Емеля уставился на дядьку с разинутым ртом, но, полупав рыжими ресницами, согласился, что в два зимовья промышлять сподручней, если, конечно, здешние люди не будут нападать.
– Найдем места богаче – вас переманим, не найдем – вернемся! – весело загалдели своеуженники, оглядывая озадаченных спутников.
– По желанию идти! – выкрикнул Герасим Анкудинов за всех своих беглецов. – Нам за ваш хлеб расплачиваться, и на Колыме всем задолжали.
– Пусть так! – согласился Федот, пристально глядя на казака. – Только старшим будет Емеля. Хлеб-то наш! – напомнил.
Остаться решили два десятка покрученников и беглых казаков во главе с Емелей и Герасимом Анкудиновым. Пять своеуженников и четверо покручеников решили попытать счастья дальше. Под началом Федота они просушили, просмолили днище малого построенного на Колыме коча, с приливом столкнули его на воду и на веслах вышли из залива.
Ветер не менялся, дул с северо-востока. Парус напрягся и повлек судно вдоль скалистого берега. На пути встречались заливы. Спутники советовали войти в них, осмотреться, но Федот упрямо гнал судно к полудню, укрываясь только на ночи. А они становились такими темными, какими на Колыме не бывали среди зимы. Вскоре в виду острова показался долгий и узкий каменистый мыс, за которым виднелось море. Между ним и островом вода бурлила беспорядочными волнами. Коч обошел мыс и круто повернул к полночи-северу. По курсу видна была только вода. Мореходам показалось вдруг, что их кормщик и главный пайщик засветился.
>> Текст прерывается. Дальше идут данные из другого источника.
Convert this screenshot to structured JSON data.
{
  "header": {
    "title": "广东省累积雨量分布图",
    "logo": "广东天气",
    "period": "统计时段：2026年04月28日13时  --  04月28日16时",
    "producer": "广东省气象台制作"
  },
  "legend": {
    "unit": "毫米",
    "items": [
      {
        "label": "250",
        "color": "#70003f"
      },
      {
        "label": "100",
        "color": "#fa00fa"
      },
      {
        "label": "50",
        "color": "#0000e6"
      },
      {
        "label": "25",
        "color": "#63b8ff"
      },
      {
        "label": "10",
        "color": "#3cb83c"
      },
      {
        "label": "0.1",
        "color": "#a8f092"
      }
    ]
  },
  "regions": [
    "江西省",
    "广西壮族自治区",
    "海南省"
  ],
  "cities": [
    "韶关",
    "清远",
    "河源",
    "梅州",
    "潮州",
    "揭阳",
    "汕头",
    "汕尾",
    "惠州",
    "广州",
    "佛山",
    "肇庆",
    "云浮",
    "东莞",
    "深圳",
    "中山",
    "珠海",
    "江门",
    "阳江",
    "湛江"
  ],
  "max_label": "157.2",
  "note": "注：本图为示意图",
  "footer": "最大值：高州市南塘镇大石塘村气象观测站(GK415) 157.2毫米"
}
– Обошли Необходимый Нос! Не могло не быть ему конца.
– Дальше-то что? – обступили его спутники. Ветер сносил судно в открытое море.
– Пойдем своей силой в виду берега. А что? Колыма подо льдом, а тут осень!
– Попробуй угреби! – поворчали покрученники, но вынуждены были согласиться, что другого пути нет. Уйти своей силой в обратную сторону было еще трудней.
Промышленные стали выгребать вблизи пологого берега с плешинами низкорослого ивняка, с горной возвышенностью вдали. Темными ночами он едва просматривался, но слышался по шуму наката волн. В сумерках с судна высматривали удобную стоянку и ночевали, выставив караул. Через несколько суток вошли в устье полноводной реки, прикрытое насыпью из окатыша, бросили якорь, как всем казалось, в безопасном месте. И здесь суша вблизи моря оставалась пологой и пустынной, как тундра. Вдали виднелся низкорослый ивняк и топольник. Места, где остались Емеля и Герасим, тоже не походили на промысловые, но соболь был, были лисы, волки, медведи. Пятеро промышленных пошли вверх по реке и к вечеру вернулись радостные – промыслового зверя много. Сторожившие судно наловили рыбы, выпотрошили, распластали и развешали для просушки. На берегу догорал костер, на котором пекли и варили ужин.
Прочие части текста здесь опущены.